Risoluzione vs transazione

Certo, qualcosa di più il sindaco avrebbe potuto dire. Ad esempio interessante sarebbe stata l’eventuale risposta alla domanda del consigliere Marino che ha evidenziato come, a suo parere per la soluzione di questo contenzioso che ha bloccato questo impianto per anni, sarebbe meglio una ‘risoluzione in danno‘ dell’impresa inadempiente piuttosto che la ‘transazione‘ che invece l’amministrazione Giannone ha preferito.
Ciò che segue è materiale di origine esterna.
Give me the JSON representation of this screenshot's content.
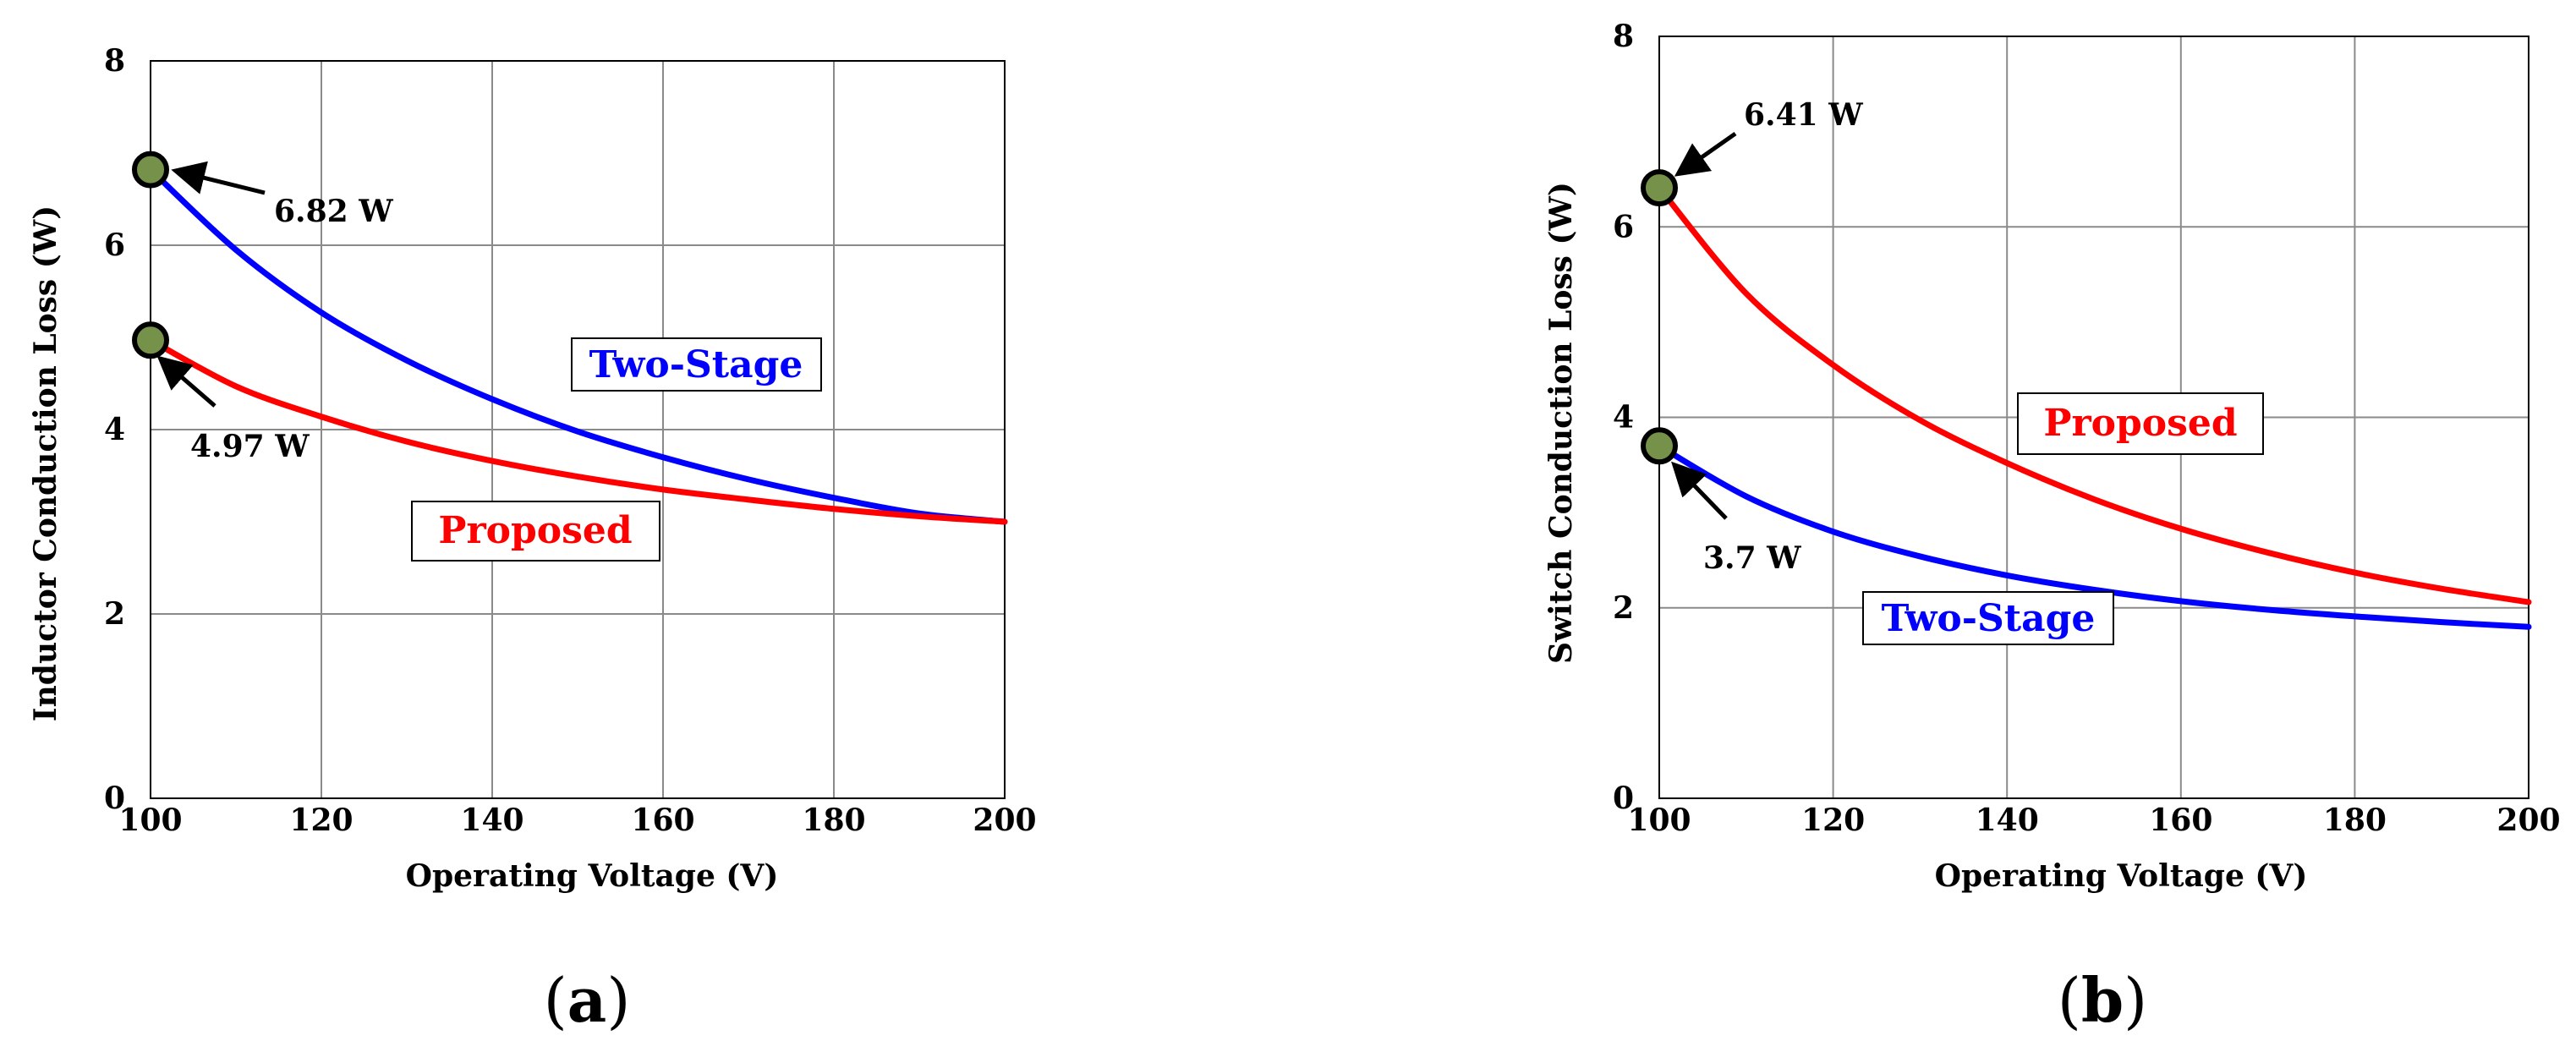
{
  "chart_data": [
    {
      "type": "line",
      "panel_label": "a",
      "xlabel": "Operating Voltage (V)",
      "ylabel": "Inductor Conduction Loss (W)",
      "xlim": [
        100,
        200
      ],
      "ylim": [
        0,
        8
      ],
      "xticks": [
        100,
        120,
        140,
        160,
        180,
        200
      ],
      "yticks": [
        0,
        2,
        4,
        6,
        8
      ],
      "grid": true,
      "series": [
        {
          "name": "Two-Stage",
          "color": "#0000ff",
          "x": [
            100,
            110,
            120,
            130,
            140,
            150,
            160,
            170,
            180,
            190,
            200
          ],
          "y": [
            6.82,
            5.95,
            5.27,
            4.75,
            4.33,
            3.98,
            3.7,
            3.46,
            3.26,
            3.09,
            3.0
          ]
        },
        {
          "name": "Proposed",
          "color": "#ff0000",
          "x": [
            100,
            110,
            120,
            130,
            140,
            150,
            160,
            170,
            180,
            190,
            200
          ],
          "y": [
            4.97,
            4.47,
            4.14,
            3.87,
            3.66,
            3.49,
            3.35,
            3.24,
            3.14,
            3.06,
            3.0
          ]
        }
      ],
      "markers": [
        {
          "x": 100,
          "y": 6.82,
          "label": "6.82 W"
        },
        {
          "x": 100,
          "y": 4.97,
          "label": "4.97 W"
        }
      ],
      "legend_labels": [
        {
          "text": "Two-Stage",
          "color": "#0000ff"
        },
        {
          "text": "Proposed",
          "color": "#ff0000"
        }
      ]
    },
    {
      "type": "line",
      "panel_label": "b",
      "xlabel": "Operating Voltage (V)",
      "ylabel": "Switch Conduction Loss (W)",
      "xlim": [
        100,
        200
      ],
      "ylim": [
        0,
        8
      ],
      "xticks": [
        100,
        120,
        140,
        160,
        180,
        200
      ],
      "yticks": [
        0,
        2,
        4,
        6,
        8
      ],
      "grid": true,
      "series": [
        {
          "name": "Proposed",
          "color": "#ff0000",
          "x": [
            100,
            110,
            120,
            130,
            140,
            150,
            160,
            170,
            180,
            190,
            200
          ],
          "y": [
            6.41,
            5.3,
            4.55,
            3.97,
            3.52,
            3.14,
            2.83,
            2.58,
            2.37,
            2.2,
            2.06
          ]
        },
        {
          "name": "Two-Stage",
          "color": "#0000ff",
          "x": [
            100,
            110,
            120,
            130,
            140,
            150,
            160,
            170,
            180,
            190,
            200
          ],
          "y": [
            3.7,
            3.17,
            2.8,
            2.54,
            2.34,
            2.19,
            2.07,
            1.98,
            1.91,
            1.85,
            1.8
          ]
        }
      ],
      "markers": [
        {
          "x": 100,
          "y": 6.41,
          "label": "6.41 W"
        },
        {
          "x": 100,
          "y": 3.7,
          "label": "3.7 W"
        }
      ],
      "legend_labels": [
        {
          "text": "Proposed",
          "color": "#ff0000"
        },
        {
          "text": "Two-Stage",
          "color": "#0000ff"
        }
      ]
    }
  ]
}
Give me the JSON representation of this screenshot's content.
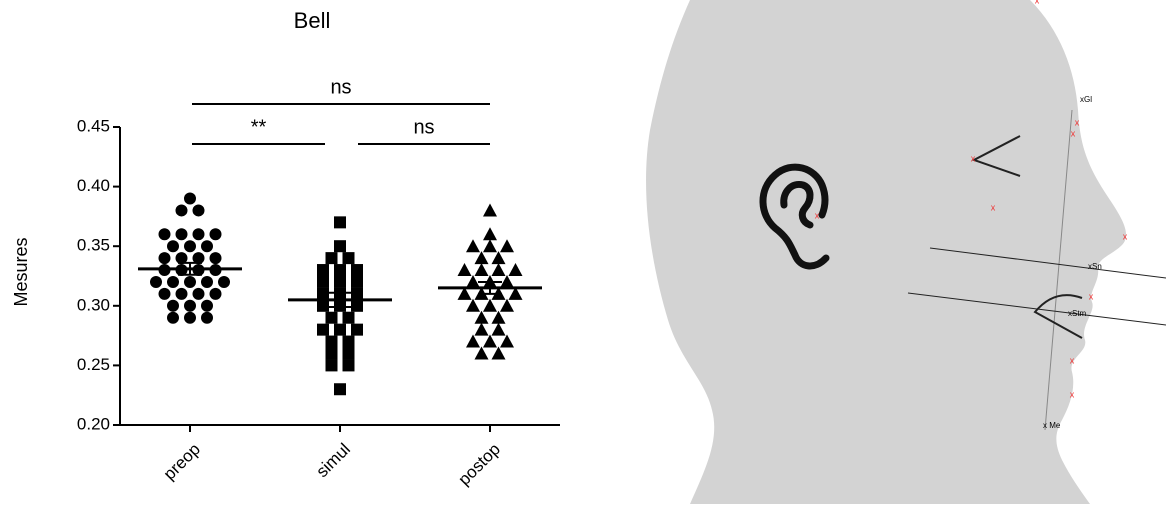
{
  "chart_data": {
    "type": "dot",
    "title": "Bell",
    "ylabel": "Mesures",
    "categories": [
      "preop",
      "simul",
      "postop"
    ],
    "markers": [
      "circle",
      "square",
      "triangle"
    ],
    "color": "#000000",
    "points": [
      [
        0.39,
        0.38,
        0.38,
        0.36,
        0.36,
        0.36,
        0.36,
        0.35,
        0.35,
        0.35,
        0.34,
        0.34,
        0.34,
        0.34,
        0.33,
        0.33,
        0.33,
        0.33,
        0.32,
        0.32,
        0.32,
        0.32,
        0.32,
        0.31,
        0.31,
        0.31,
        0.31,
        0.3,
        0.3,
        0.3,
        0.29,
        0.29,
        0.29
      ],
      [
        0.37,
        0.35,
        0.34,
        0.34,
        0.33,
        0.33,
        0.33,
        0.32,
        0.32,
        0.32,
        0.31,
        0.31,
        0.31,
        0.3,
        0.3,
        0.3,
        0.29,
        0.29,
        0.28,
        0.28,
        0.28,
        0.27,
        0.27,
        0.26,
        0.26,
        0.25,
        0.25,
        0.23
      ],
      [
        0.38,
        0.36,
        0.35,
        0.35,
        0.35,
        0.34,
        0.34,
        0.33,
        0.33,
        0.33,
        0.33,
        0.32,
        0.32,
        0.32,
        0.31,
        0.31,
        0.31,
        0.31,
        0.3,
        0.3,
        0.3,
        0.29,
        0.29,
        0.28,
        0.28,
        0.27,
        0.27,
        0.27,
        0.26,
        0.26
      ]
    ],
    "means": [
      0.331,
      0.305,
      0.315
    ],
    "sem": [
      0.005,
      0.006,
      0.005
    ],
    "annotations": [
      "ns",
      "**",
      "ns"
    ],
    "ylim": [
      0.2,
      0.45
    ],
    "yticks": [
      {
        "value": 0.2,
        "label": "0.20"
      },
      0.25,
      {
        "value": 0.3,
        "label": "0.30"
      },
      0.35,
      {
        "value": 0.4,
        "label": "0.40"
      },
      0.45
    ]
  },
  "illustration": {
    "labels": [
      "Gl",
      "Sn",
      "Stm",
      "Me"
    ]
  }
}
Il sindaco ha glissato sulla questione, non dando lumi sulla differenza nelle due strategie, anche in termini di costo generale per la collettività.

D’altra parte, anche in fase di conferenza stampa di qualche tempo fa, lo stesso Giannone ha preferito non specificare cosa ha comportato la decisione di questa ‘transazione’. Probabilmente l’obiettivo era sbrogliare la faccenda al più presto – oltre che per ridare questo spazio alla città anche perchè era una ‘promessa elettorale’ – ed un contenzioso con la ditta avrebbe portato a corsi e ricorsi amministrativi allungando chissà ancora quanto il tutto.

E poi, come ha detto ancora in consiglio ed aveva già indicato in conferenza stampa, la magistratura sta indagando sulla gestione di questo appalto dell’importo complessivo di più di 1.000.000 di euro e probabilmente uscire al più presto da quello che accadrà, era la strada più sicura.

Querela per diffamazione da ignoto

Indagine per indagine, probabilmente la magistratura dovrà poi andare ad indagare sulla querela per diffamazione contro ignoti che sindaco e giunta hanno in animo di avanzare a causa di una lettera inviata a sindaco e consiglieri in cui si raccontano e dicono fatti che Giannone ed assessori hanno giudicato lesivi della propria dignità e di quella dell’ente. E pare che questa sia la quarta lettera del genere che arriva e i consiglieri ci sono rimasti male perchè hanno comunicato che ne hanno ricevute solo due.

Torneo a chi?

Entro i primi di maggio, conferma l’assessore Riccotti che non molla la presa, il polivalente dovrebbe essere pienamente agibile. E per inaugurare l’evento la stessa amministrazione sta pensando di favorire l’organizzazione di un torneo ‘stile endas‘ che è stato il torneo di calcio a 11 amatoriale storico incidente su questo campetto per oltre 30 anni.

Secondo i desiderata dell’amministrazione, le società sportive di calcio di Scicli dovrebbero mettersi d’accordo per fare questo torneo, anche in vista di una possibile gestione co-operativa.

Un torneo che tutti aspettano, con già fermenti dal lato delle squadre partecipanti, ma che potrebbe trovare qualche rallentamento dal lato organizzazione.

Primo perchè comunque in ente di promozione che faccia da cappello e rilasci l’assicurazione obbligatoria, serve e gira il nome Uisp. Poi serve chi gestirà praticamente l’organizzazione e quei soldi, pochi o tanti che siano, che girano.

Ed infine già emergono i primi distinguo. Ad esempio tra chi vorrebbe porte aperte e senza limiti ai ‘tesserati’ (ovvero coloro che hanno giocato in campionati Figc) e coloro che propendono per un torneo davvero amatoriale. I primi hanno uno spirito agonistico, i secondi più goliardico: all’assessore Riccotti metterli d’accordo.